Jumat, 25 Januari 2019

Hallo, Mahameru


Oleh : Putri Jennia Fasa, @putrijennia (Instagram)

Keinginan untuk mendaki Semeru sudah ada sejak tahun 2010. Tapi, Allah baru menjodohkan dan mengabulkan keinginanku, akhir 2018 kemarin. Tepatnya, 24 Desember 2018 aku berhasil menapakkan kaki di Mahameru, puncak tertinggi Pulau Jawa itu.
Setelah melewati beberapa kegagalan. Seharusnya, mimpi itu diwujudkan bersama sahabat-sahabatku dulu yang memiliki mimpi sama. Tapi ternyata kami tidak berjodoh bersama. Baru Nuansa, aku dan Dwi yang berkesempatan sampai ke Semeru.

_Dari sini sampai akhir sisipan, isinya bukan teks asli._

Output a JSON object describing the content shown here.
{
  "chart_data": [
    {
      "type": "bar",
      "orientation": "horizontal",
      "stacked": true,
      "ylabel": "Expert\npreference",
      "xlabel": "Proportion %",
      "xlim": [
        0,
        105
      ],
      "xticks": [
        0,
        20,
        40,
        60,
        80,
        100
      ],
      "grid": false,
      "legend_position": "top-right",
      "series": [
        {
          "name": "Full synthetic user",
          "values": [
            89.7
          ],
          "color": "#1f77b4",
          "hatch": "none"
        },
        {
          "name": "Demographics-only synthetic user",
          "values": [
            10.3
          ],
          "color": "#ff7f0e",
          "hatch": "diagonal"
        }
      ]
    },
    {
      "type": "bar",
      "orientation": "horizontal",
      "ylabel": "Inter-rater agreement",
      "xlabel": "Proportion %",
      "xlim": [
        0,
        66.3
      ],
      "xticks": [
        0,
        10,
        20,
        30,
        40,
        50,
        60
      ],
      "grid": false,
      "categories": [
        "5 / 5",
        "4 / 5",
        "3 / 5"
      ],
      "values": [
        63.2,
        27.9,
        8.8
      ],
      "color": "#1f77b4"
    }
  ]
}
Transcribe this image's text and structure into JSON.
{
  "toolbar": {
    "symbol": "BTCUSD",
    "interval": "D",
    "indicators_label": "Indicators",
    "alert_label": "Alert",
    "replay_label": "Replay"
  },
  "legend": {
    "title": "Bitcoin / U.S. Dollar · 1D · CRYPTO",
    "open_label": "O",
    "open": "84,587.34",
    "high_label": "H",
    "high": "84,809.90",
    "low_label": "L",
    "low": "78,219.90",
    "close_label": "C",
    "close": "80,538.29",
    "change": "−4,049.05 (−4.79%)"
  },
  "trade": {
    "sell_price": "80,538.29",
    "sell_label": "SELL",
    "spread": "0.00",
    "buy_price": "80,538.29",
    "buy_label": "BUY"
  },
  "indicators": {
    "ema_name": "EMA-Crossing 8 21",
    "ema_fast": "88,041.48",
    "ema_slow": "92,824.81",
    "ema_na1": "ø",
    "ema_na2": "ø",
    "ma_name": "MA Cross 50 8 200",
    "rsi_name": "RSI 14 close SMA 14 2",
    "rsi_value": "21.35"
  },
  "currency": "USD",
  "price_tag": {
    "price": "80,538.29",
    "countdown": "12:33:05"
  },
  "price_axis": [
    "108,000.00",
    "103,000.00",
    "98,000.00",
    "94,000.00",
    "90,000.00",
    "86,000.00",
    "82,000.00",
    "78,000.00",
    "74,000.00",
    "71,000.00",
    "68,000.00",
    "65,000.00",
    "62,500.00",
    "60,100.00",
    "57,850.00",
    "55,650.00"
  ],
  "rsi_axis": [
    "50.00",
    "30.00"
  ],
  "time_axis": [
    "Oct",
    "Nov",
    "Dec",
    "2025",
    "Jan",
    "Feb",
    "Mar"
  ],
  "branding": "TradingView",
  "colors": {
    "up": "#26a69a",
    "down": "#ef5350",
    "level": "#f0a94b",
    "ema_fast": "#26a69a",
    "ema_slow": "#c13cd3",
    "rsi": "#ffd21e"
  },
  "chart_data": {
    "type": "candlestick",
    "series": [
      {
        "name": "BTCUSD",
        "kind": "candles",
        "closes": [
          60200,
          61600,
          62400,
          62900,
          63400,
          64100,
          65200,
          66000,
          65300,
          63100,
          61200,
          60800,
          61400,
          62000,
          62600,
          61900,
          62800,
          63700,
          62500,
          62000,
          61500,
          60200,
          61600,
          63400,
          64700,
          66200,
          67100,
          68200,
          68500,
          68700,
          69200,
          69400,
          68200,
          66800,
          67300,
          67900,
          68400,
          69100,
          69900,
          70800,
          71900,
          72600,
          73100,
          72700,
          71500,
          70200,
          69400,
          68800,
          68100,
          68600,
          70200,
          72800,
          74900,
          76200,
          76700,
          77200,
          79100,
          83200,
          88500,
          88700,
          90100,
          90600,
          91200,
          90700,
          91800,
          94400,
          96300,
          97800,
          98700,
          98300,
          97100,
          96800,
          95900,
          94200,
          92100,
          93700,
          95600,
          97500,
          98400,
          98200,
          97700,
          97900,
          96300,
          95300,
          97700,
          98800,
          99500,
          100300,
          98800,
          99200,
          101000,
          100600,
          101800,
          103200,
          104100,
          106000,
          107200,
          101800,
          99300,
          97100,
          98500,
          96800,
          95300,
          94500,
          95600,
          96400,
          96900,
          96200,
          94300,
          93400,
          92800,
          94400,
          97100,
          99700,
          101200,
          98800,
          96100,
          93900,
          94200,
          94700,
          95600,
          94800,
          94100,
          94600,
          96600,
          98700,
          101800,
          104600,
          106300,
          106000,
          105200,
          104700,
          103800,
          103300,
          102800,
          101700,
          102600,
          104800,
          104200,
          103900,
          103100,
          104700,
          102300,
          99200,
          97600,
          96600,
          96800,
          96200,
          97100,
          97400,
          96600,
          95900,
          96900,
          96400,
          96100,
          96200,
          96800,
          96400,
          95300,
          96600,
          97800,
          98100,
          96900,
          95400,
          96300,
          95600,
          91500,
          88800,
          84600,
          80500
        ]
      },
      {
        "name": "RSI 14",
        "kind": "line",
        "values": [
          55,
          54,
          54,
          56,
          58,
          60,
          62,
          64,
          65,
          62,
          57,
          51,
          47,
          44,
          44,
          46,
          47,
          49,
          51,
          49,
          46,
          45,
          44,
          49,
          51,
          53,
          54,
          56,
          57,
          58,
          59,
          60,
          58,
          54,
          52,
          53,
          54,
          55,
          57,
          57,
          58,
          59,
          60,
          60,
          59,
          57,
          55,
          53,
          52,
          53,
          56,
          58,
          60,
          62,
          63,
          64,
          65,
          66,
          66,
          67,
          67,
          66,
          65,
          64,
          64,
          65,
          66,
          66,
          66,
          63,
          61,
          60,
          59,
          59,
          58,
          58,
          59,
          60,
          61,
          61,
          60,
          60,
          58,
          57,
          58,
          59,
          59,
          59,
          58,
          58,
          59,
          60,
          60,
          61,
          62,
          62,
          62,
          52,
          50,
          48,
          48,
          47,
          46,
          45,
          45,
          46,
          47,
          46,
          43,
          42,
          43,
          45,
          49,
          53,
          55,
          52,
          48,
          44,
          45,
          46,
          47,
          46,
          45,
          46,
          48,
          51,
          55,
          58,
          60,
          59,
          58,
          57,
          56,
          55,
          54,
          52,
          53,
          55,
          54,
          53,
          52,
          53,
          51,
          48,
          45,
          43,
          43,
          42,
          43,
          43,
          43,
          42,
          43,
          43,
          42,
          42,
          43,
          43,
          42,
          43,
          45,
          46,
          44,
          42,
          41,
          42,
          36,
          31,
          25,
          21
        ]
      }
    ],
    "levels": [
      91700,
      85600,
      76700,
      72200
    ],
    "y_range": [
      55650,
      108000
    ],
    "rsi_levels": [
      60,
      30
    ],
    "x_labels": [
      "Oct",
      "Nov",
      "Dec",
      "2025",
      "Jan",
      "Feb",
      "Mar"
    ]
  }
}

Kemana saja selama 8 tahun penantian? Ada. Kami menjalani kehidupan normal yang seharusnya. Menata masa depan, sambil tetap menjaga mimpi kami untuk mendaki Semeru. Aku percaya, bahwa suatu saat aku bisa mewujudkan mimpi itu. Walaupun dalam perjalanannya, semangat mewujudkan mimpi ini mengalami pasang surut. Ketika semangat menurun, aku kembali mengingat perjuangan tahun 2010 ketika semangat menggebu untuk pergi ke Semeru. Aku kebut skripsiku, demi bisa pergi ke Semeru. Semeru, adalah penyemangat utamaku saat itu. Masih ingat rasanya, tengah malam aku mengerjakan bab 4 skripsi, ditemani hanya satu lagu yang puluhan kali berputar. Mahameru – Dewa 19.

Sekeras apapun kamu berusaha, serapi apapun kamu berencana, jika Allah belum memgijinkan, maka itu semua tidak akan terjadi. Padahal, izin orang tua sudah kudapat saat itu. Itinerary perjalanan, sudah tersusun saat itu bersama sahabat-sahabatku. Aku dan Dwi, terlambat sidang skripsi satu minggu. Itu berimbas pada jadwal pendakian Gunung Semeru. Gunung Semeru keburu tutup. Ah ... jangan tanyakan lagi perasaan kami saat itu. Tidak karuan rasanya.

“ketika mimpimu, yang begitu indah, tak pernah terwujud ... ya sudahlah”

Lagunya Bondan Prakoso yang saat itu memang sedang hits, menggeser playlist lagu mahameruku.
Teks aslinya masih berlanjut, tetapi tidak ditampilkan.